Learning organizations are the result of looking for new ways to successfully respond to a world of interdependence and change, and the ideal learning organization has developed the continuous capacity to adapt and change. The characteristics of a learning organization:
- There exists a shared vision which everyone agrees on
- People discard old ways of thinking and standard routines
- Members think of all organizational processes, activities, functions and interactions with the environment as part of a system with interrelationships
- People openly communicate with each other across vertical and horizontal boundaries without fear of criticism or punishment
- Personal self-interests and fragmented departmental interests are sublimated to the organization’s shared vision
This is easier to say than it is to do, but I think we can agree that most of these aspects of a learning organization are not in place where Amazon and Whole Foods are concerned.
Typical organizations address problems with single-loop learning, where errors are corrected using past routines and present policies. Learning organizations, however, have adopted double- loop learning¸ where errors are corrected by modifying the organization’s objectives, policies, and standard routines.
Furthermore, learning organizations are meant to be a remedy for three fundamental problems inherent in traditional organizations: fragmentation, competition, and reactiveness.
Fragmentation refers to the specialization within an organization that creates walls and silos. This fragmentation separates different functions into independent areas that often bicker with one another. Amazon is, in itself, a silo, with a rigid culture based on discipline and prescribed rules and regulations. Rather than reviewing and negotiating Whole Foods’ culture, they went about operating the grocery chain with Amazon rules – including scorecards and regulations. Amazon has inadvertently created an “us” and “they” with their actions.
Competition in an organization undermines collaboration. Managers compete to show who is right, who knows more, who is the most powerful. Whole Foods workers were used to having a lot of autonomy in their actions, negotiating face-to-face with customers and making educated decisions about how to go about their work. Amazon’s new rules and regulations will spike competition by presenting these new measurements and regulations by which Whole Food employees are evaluated.

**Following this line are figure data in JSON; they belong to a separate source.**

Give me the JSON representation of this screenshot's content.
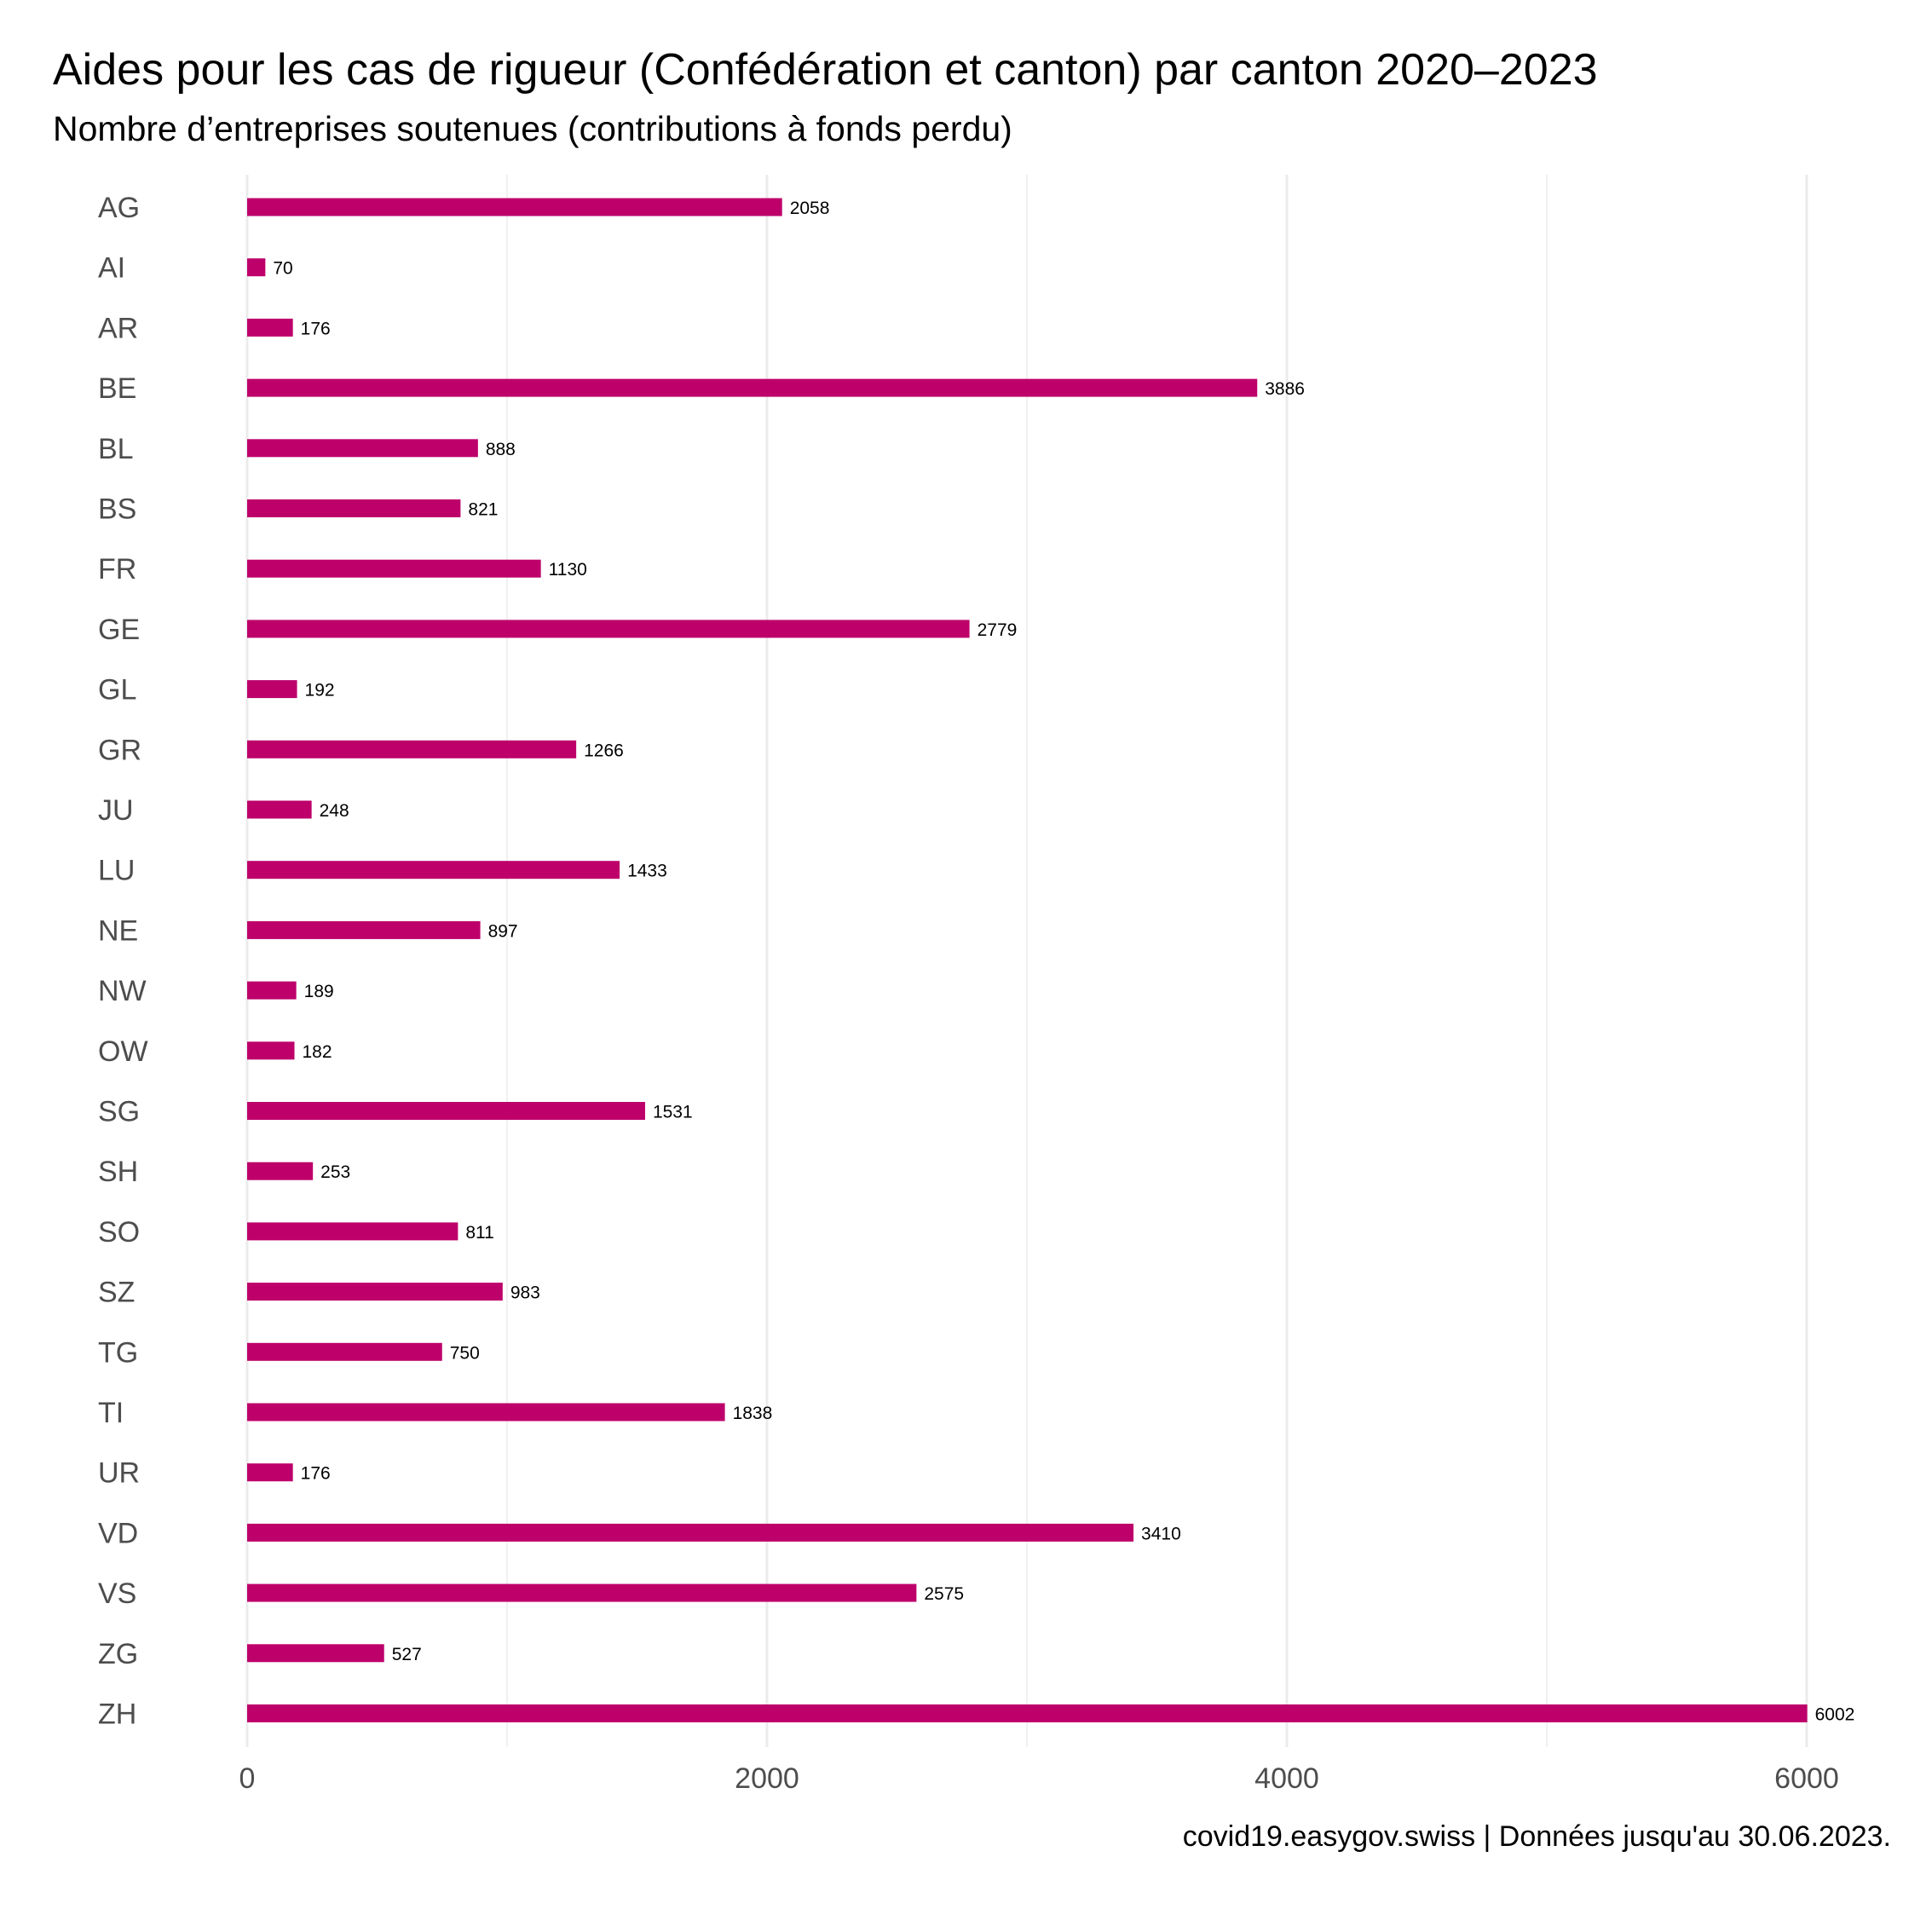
{
  "title": "Aides pour les cas de rigueur (Confédération et canton) par canton 2020–2023",
  "subtitle": "Nombre d’entreprises soutenues (contributions à fonds perdu)",
  "caption": "covid19.easygov.swiss | Données jusqu'au 30.06.2023.",
  "bar_color": "#BE006B",
  "grid_color": "#EBEBEB",
  "chart_data": {
    "type": "bar",
    "orientation": "horizontal",
    "title": "Aides pour les cas de rigueur (Confédération et canton) par canton 2020–2023",
    "subtitle": "Nombre d’entreprises soutenues (contributions à fonds perdu)",
    "xlabel": "",
    "ylabel": "",
    "categories": [
      "AG",
      "AI",
      "AR",
      "BE",
      "BL",
      "BS",
      "FR",
      "GE",
      "GL",
      "GR",
      "JU",
      "LU",
      "NE",
      "NW",
      "OW",
      "SG",
      "SH",
      "SO",
      "SZ",
      "TG",
      "TI",
      "UR",
      "VD",
      "VS",
      "ZG",
      "ZH"
    ],
    "values": [
      2058,
      70,
      176,
      3886,
      888,
      821,
      1130,
      2779,
      192,
      1266,
      248,
      1433,
      897,
      189,
      182,
      1531,
      253,
      811,
      983,
      750,
      1838,
      176,
      3410,
      2575,
      527,
      6002
    ],
    "xlim": [
      0,
      6000
    ],
    "xticks": [
      0,
      2000,
      4000,
      6000
    ],
    "grid": "vertical",
    "data_labels": true
  }
}
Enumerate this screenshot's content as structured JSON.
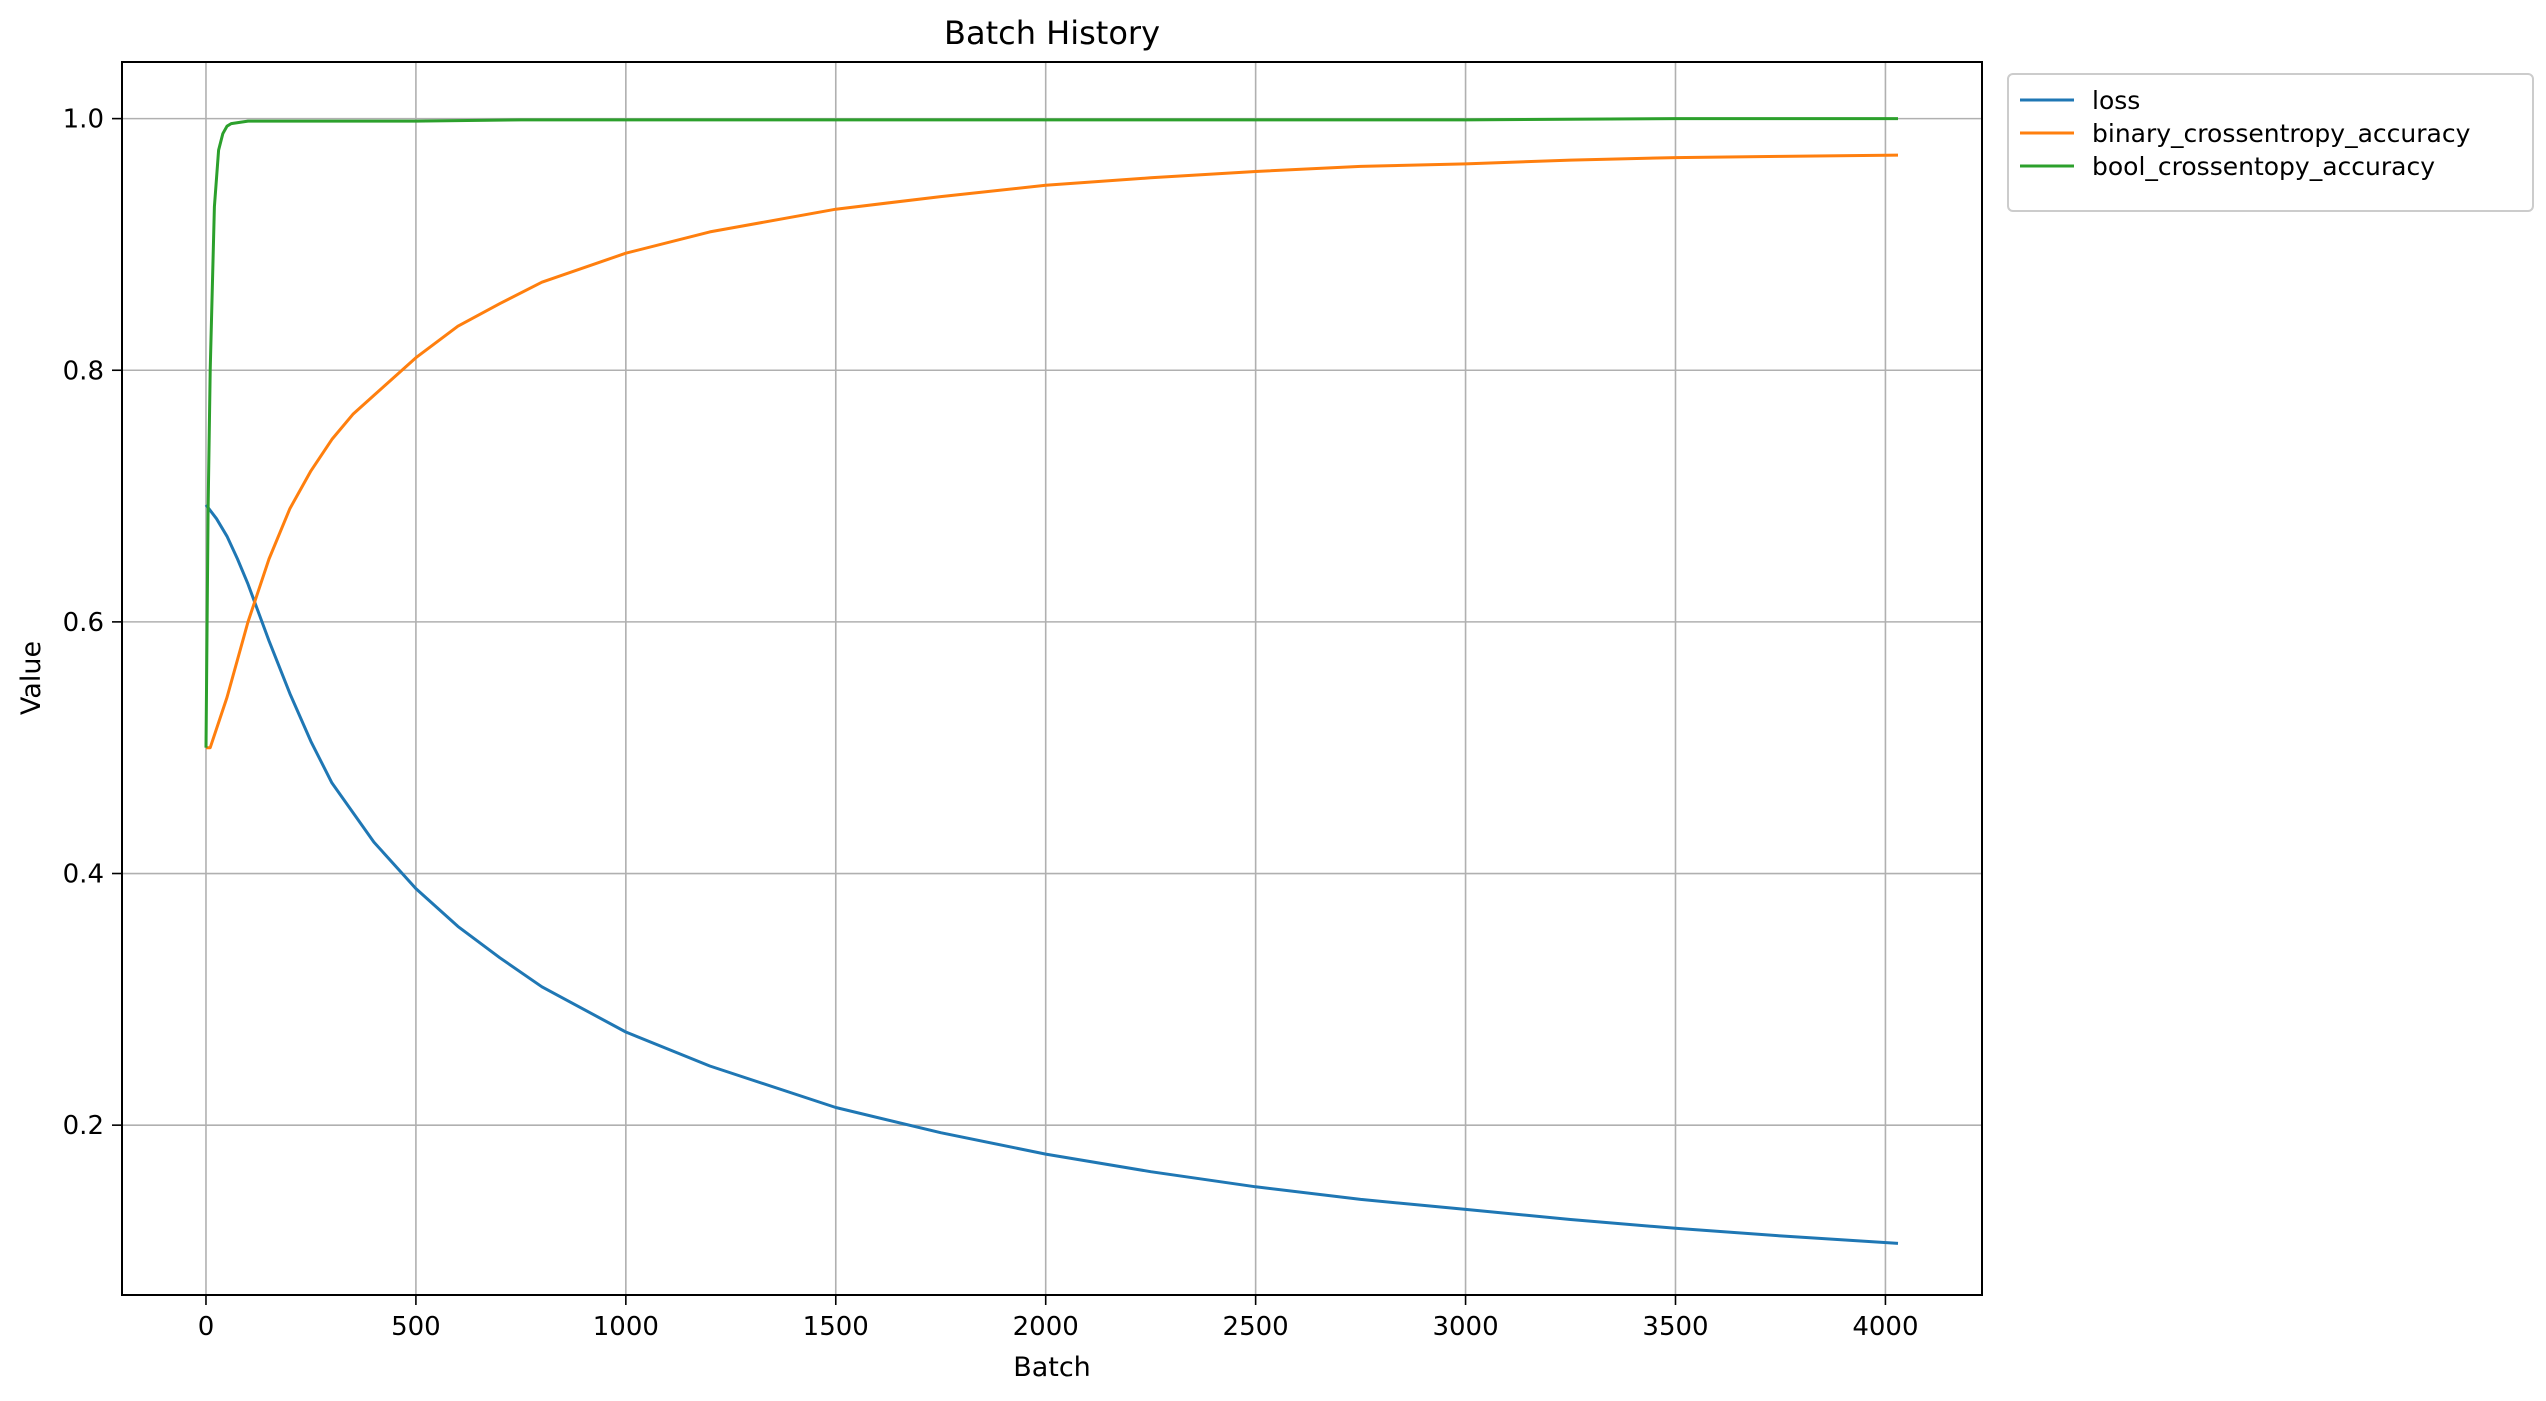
{
  "chart_data": {
    "type": "line",
    "title": "Batch History",
    "xlabel": "Batch",
    "ylabel": "Value",
    "xlim": [
      -200,
      4230
    ],
    "ylim": [
      0.065,
      1.045
    ],
    "xticks": [
      0,
      500,
      1000,
      1500,
      2000,
      2500,
      3000,
      3500,
      4000
    ],
    "xtick_labels": [
      "0",
      "500",
      "1000",
      "1500",
      "2000",
      "2500",
      "3000",
      "3500",
      "4000"
    ],
    "yticks": [
      0.2,
      0.4,
      0.6,
      0.8,
      1.0
    ],
    "ytick_labels": [
      "0.2",
      "0.4",
      "0.6",
      "0.8",
      "1.0"
    ],
    "grid": true,
    "legend_position": "outside-top-right",
    "series": [
      {
        "name": "loss",
        "color": "#1f77b4",
        "x": [
          0,
          25,
          50,
          75,
          100,
          150,
          200,
          250,
          300,
          400,
          500,
          600,
          700,
          800,
          1000,
          1200,
          1500,
          1750,
          2000,
          2250,
          2500,
          2750,
          3000,
          3250,
          3500,
          3750,
          4030
        ],
        "y": [
          0.693,
          0.682,
          0.668,
          0.65,
          0.63,
          0.585,
          0.543,
          0.505,
          0.472,
          0.425,
          0.388,
          0.358,
          0.333,
          0.31,
          0.274,
          0.247,
          0.214,
          0.194,
          0.177,
          0.163,
          0.151,
          0.141,
          0.133,
          0.125,
          0.118,
          0.112,
          0.106
        ]
      },
      {
        "name": "binary_crossentropy_accuracy",
        "color": "#ff7f0e",
        "x": [
          0,
          10,
          50,
          100,
          150,
          200,
          250,
          300,
          350,
          400,
          500,
          600,
          700,
          800,
          1000,
          1200,
          1500,
          1750,
          2000,
          2250,
          2500,
          2750,
          3000,
          3250,
          3500,
          3750,
          4030
        ],
        "y": [
          0.5,
          0.5,
          0.54,
          0.6,
          0.65,
          0.69,
          0.72,
          0.745,
          0.765,
          0.78,
          0.81,
          0.835,
          0.853,
          0.87,
          0.893,
          0.91,
          0.928,
          0.938,
          0.947,
          0.953,
          0.958,
          0.962,
          0.964,
          0.967,
          0.969,
          0.97,
          0.971
        ]
      },
      {
        "name": "bool_crossentopy_accuracy",
        "color": "#2ca02c",
        "x": [
          0,
          5,
          10,
          20,
          30,
          40,
          50,
          60,
          80,
          100,
          150,
          200,
          300,
          500,
          750,
          1000,
          1500,
          2000,
          2500,
          3000,
          3500,
          4030
        ],
        "y": [
          0.5,
          0.69,
          0.8,
          0.93,
          0.975,
          0.988,
          0.994,
          0.996,
          0.997,
          0.998,
          0.998,
          0.998,
          0.998,
          0.998,
          0.999,
          0.999,
          0.999,
          0.999,
          0.999,
          0.999,
          1.0,
          1.0
        ]
      }
    ]
  }
}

Finally, reactiveness misdirects management’s attention to problem solving rather than creation. It remains to be seen how Amazon will respond to their faltering relationship with their adopted child. Experts agree that performance in 2019 will be key to Amazon’s future success in the grocery space, but will they be able to get this unstable ship moving in the right direction to do so? The managers of both companies have the opportunity to create something new, but if they’re addressing problems at every turn rather than innovating, reactiveness will thwart their efforts.
Organizations can make an effort to become a learning organization. Changing an organization to be a continual learner includes:
- Establishing a strategy: a commitment to change, innovation and continuous improvement
- Redesign the organization’s structure: formal structures can impede learning, so flattening the structure and putting teams into place increase cross-functional communication and eliminate boundaries
- Reshape the organization’s culture: management must change its behavior as well as its strategy to embrace risk and change.
Amazon isn’t going to wake up one morning, look at their faltering brick-and-mortar grocery sales, and say, “Hey, let’s become a learning organization and make this work.” Becoming a learning organization isn’t the solution to their problem—skillful change management is what’s needed. But organizations have thought about how to avoid what’s happening with the Amazon/Whole Foods merger and concepts like learning organizations are what results from it.